In several other cases, drinking water was contaminated from surface leaks and spills of fracking fluid, sometimes caused by failed wastewater pit liners (29) (30)
Fracking Harms Local Wildlife
The construction and land disturbance necessary for gas drilling and fracking can significantly harm local biodiversity, wildlife habitats and migration patterns. This is due to many factors including: traffic noise, exhaust pollution, surface erosion, and spillage. When gas operators clear a site, and then set up a well pad, pipelines, access roads and storage areas, the construction process can force dirt, minerals, and other harmful pollutants into nearby streams. (31)
A study into the effects of hydraulic fracturing in Michigan found abnormal levels of erosion, an increased risk of aquatic contamination from chemical spills or mechanical intrusion, habitat fragmentation, and lower surface waters due to water depletion. (32)
Human Health Issues
In a study into hydraulic fracturing in Pennsylvania, in 2018, researchers found that children born within a mile or so of a fracked well were likely to be smaller and less healthy. (33)
New Reports Into Fracking And Natural Gas
A study by economists at Carnegie Mellon University, published in Nature Sustainability, claims that the shale gas boom in Appalachia produced short term profits for the gas industry while exacting a high price from the public in the region. The study claims that, for every 3 jobs created by the shale gas industry, someone’s life in Appalachia was cut short by 12 months.
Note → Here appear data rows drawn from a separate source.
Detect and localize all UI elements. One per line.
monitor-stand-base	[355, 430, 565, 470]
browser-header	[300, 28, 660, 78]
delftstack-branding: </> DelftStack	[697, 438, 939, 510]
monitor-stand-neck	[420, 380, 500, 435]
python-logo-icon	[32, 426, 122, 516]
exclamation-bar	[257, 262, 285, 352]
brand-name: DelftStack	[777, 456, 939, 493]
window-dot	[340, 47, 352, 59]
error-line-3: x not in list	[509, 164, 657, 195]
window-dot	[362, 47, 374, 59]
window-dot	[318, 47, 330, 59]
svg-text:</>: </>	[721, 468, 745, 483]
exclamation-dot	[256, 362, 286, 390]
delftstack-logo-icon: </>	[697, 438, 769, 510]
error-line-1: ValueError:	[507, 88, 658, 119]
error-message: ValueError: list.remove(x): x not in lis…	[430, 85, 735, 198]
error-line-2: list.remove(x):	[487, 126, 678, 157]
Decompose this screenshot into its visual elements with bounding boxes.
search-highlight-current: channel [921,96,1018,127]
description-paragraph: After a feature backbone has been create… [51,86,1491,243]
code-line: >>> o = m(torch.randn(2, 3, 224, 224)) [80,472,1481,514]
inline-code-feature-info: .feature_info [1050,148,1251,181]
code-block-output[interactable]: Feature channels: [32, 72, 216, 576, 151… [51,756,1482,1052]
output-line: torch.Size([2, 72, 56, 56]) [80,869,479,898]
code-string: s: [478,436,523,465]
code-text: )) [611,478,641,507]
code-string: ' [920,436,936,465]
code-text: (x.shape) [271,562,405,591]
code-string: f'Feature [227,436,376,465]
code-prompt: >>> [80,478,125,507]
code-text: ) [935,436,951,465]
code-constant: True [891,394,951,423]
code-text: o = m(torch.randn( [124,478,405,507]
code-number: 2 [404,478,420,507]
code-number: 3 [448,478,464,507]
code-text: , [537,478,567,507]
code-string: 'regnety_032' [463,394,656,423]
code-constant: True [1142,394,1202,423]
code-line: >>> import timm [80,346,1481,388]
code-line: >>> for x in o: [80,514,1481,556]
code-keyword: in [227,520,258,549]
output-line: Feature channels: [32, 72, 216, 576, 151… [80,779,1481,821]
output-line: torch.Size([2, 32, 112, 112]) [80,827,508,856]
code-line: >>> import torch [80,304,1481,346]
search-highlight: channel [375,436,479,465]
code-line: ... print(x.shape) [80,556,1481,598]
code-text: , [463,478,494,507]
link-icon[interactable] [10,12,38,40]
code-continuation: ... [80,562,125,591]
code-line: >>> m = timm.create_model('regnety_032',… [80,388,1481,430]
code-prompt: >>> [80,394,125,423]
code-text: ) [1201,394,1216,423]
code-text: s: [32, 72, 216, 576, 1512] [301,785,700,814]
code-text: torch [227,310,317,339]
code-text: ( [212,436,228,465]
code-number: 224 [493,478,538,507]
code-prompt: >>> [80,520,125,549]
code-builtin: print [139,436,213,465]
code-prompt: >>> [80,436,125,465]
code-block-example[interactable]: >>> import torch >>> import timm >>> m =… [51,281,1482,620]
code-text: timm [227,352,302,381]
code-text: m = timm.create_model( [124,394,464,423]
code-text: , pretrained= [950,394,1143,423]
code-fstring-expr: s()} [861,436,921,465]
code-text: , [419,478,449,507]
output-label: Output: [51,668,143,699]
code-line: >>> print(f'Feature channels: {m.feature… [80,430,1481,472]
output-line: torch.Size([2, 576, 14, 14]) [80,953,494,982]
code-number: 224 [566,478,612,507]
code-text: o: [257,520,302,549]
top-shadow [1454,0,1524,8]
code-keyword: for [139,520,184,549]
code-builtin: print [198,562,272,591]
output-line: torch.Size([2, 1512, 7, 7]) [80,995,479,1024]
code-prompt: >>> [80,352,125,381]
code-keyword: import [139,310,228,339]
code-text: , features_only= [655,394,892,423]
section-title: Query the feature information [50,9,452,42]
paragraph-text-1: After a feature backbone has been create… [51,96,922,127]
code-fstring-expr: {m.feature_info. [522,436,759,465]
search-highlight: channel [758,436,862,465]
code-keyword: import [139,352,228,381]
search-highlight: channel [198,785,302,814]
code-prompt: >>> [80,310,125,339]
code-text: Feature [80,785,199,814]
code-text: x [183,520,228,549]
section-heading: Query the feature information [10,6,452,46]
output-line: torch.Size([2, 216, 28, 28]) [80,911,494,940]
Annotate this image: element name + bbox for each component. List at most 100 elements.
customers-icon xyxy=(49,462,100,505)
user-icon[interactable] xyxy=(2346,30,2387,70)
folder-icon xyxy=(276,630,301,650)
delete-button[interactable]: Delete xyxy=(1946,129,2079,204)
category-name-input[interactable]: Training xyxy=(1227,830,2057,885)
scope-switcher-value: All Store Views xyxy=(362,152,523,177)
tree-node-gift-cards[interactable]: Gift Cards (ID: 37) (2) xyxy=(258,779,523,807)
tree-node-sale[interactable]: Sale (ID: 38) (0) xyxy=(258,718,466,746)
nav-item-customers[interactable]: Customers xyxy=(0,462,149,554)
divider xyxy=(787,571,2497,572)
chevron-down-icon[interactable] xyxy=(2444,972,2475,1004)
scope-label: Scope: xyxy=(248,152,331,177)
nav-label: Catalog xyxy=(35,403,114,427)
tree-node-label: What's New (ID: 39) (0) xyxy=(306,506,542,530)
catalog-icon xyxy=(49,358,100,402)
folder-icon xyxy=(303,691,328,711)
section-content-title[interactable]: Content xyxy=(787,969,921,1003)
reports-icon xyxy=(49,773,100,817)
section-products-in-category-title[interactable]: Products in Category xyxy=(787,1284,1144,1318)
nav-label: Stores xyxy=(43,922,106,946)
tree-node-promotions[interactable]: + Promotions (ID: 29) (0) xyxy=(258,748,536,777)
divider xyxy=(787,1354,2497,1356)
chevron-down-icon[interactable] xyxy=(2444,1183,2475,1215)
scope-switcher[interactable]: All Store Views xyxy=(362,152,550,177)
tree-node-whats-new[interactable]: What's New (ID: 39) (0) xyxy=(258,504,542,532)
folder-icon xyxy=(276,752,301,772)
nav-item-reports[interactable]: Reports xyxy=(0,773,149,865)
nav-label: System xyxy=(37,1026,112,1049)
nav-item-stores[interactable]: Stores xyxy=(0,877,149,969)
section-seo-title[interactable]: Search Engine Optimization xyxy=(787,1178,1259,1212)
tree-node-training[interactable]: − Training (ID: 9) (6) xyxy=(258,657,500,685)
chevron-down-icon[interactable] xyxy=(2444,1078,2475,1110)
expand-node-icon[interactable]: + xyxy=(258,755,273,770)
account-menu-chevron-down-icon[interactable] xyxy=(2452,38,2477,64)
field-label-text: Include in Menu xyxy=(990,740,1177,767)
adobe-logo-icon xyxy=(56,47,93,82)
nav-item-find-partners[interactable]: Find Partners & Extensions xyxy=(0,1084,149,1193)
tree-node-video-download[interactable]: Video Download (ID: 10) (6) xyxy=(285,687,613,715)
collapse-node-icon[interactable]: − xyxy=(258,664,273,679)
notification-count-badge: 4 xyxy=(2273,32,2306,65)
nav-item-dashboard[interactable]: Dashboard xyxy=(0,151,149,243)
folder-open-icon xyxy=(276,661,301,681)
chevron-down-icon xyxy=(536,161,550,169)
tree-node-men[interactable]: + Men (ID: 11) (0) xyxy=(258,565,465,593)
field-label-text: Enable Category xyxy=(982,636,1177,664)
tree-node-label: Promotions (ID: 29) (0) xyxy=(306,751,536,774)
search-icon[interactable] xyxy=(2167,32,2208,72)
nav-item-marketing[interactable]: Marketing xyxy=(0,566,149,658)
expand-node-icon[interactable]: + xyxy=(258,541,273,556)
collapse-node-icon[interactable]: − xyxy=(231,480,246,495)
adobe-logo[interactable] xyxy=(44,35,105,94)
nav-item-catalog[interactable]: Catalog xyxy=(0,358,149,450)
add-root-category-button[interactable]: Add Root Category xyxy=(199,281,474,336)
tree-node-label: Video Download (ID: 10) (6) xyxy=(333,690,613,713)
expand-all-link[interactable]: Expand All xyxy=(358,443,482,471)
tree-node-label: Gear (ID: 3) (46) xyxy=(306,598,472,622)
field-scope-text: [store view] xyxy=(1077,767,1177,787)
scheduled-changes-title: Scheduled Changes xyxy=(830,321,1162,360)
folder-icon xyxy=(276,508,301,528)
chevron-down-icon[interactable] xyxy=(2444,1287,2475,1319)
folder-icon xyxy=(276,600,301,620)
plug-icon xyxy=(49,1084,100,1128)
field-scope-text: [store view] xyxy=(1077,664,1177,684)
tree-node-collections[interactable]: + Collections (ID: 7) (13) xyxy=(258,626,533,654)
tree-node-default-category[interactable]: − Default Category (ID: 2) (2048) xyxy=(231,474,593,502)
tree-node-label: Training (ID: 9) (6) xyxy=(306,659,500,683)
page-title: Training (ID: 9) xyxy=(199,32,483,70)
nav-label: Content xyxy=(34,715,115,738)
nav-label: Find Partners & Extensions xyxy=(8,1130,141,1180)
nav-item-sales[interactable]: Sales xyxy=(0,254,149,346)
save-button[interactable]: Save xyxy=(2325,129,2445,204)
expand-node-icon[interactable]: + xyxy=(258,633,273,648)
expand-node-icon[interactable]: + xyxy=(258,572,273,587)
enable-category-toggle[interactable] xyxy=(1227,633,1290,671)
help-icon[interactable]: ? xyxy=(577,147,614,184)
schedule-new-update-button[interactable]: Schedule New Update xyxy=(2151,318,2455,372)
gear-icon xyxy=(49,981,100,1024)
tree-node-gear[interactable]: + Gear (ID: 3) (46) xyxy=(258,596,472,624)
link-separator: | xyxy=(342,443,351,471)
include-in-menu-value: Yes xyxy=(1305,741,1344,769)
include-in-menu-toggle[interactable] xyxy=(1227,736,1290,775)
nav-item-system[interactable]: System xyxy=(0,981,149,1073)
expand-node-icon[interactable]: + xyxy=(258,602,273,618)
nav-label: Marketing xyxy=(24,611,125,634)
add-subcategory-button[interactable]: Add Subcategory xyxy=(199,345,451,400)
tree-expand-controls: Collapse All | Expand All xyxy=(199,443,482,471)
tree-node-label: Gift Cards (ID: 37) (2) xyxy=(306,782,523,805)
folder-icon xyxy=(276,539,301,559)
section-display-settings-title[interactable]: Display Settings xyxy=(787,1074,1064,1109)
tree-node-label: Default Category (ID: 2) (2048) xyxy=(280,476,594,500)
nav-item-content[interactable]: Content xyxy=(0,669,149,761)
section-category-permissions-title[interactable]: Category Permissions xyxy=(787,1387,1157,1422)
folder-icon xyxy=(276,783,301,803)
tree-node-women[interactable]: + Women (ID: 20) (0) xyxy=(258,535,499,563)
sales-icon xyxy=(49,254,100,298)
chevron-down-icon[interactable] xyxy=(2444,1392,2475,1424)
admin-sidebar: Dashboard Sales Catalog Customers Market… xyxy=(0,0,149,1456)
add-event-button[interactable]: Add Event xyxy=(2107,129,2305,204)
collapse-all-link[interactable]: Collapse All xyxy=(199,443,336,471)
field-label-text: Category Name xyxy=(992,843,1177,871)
In addition, the costs of air pollution from shale gas extraction exceeded employment benefits in the Ohio Valley by over $2 billion, while the climate effects add another $34 billion in estimated losses. (34)
The findings are consistent with a report published in May by ECONorthwest. After analyzing the costs of fracking in Pennsylvania, ECONorthwest economists conclude that the annual costs of fracking in the state are approximately $1.5 billion -the equivalent of 0.3 percent of the state’s GDP. If fracking were to continue at current rates, they calculate that the costs would increase to $54 billion over the next 20 years. The true cost, the study says, would include cancer, cardiac conditions, occupational hazards, groundwater contamination, seismic activity, and more.
In a paper published in the New England Journal of Medicine, four of America’s top public health doctors warned about the dangers of natural gas, claiming that it is associated with health and environmental hazards and reduced social welfare at every stage of its life cycle. They connect it to water contamination, air pollution, release of radiation, ecological damage, earth tremors, and on and on. (35)
Two other reports are also critical of gas fracking. (36)
In their May 2019 report, the Oregon and Washington Physicians for Social Responsibility found: “the fracking process degrades the environment of surrounding communities through toxic contamination of air and water with hundreds of chemicals with known associations to cancer, heart and lung disease, developmental disorders, and poor pregnancy outcomes.”
The Physicians for Social Responsibility, in their latest report on fracked gas, analyzed more than 1,700 peer-reviewed studies and independent reports. Over 80 percent found health damage related to fracking. The report also says that there is no evidence that hydraulic fracturing can operate without threatening public health directly or without endangering climate stability upon which public health depends.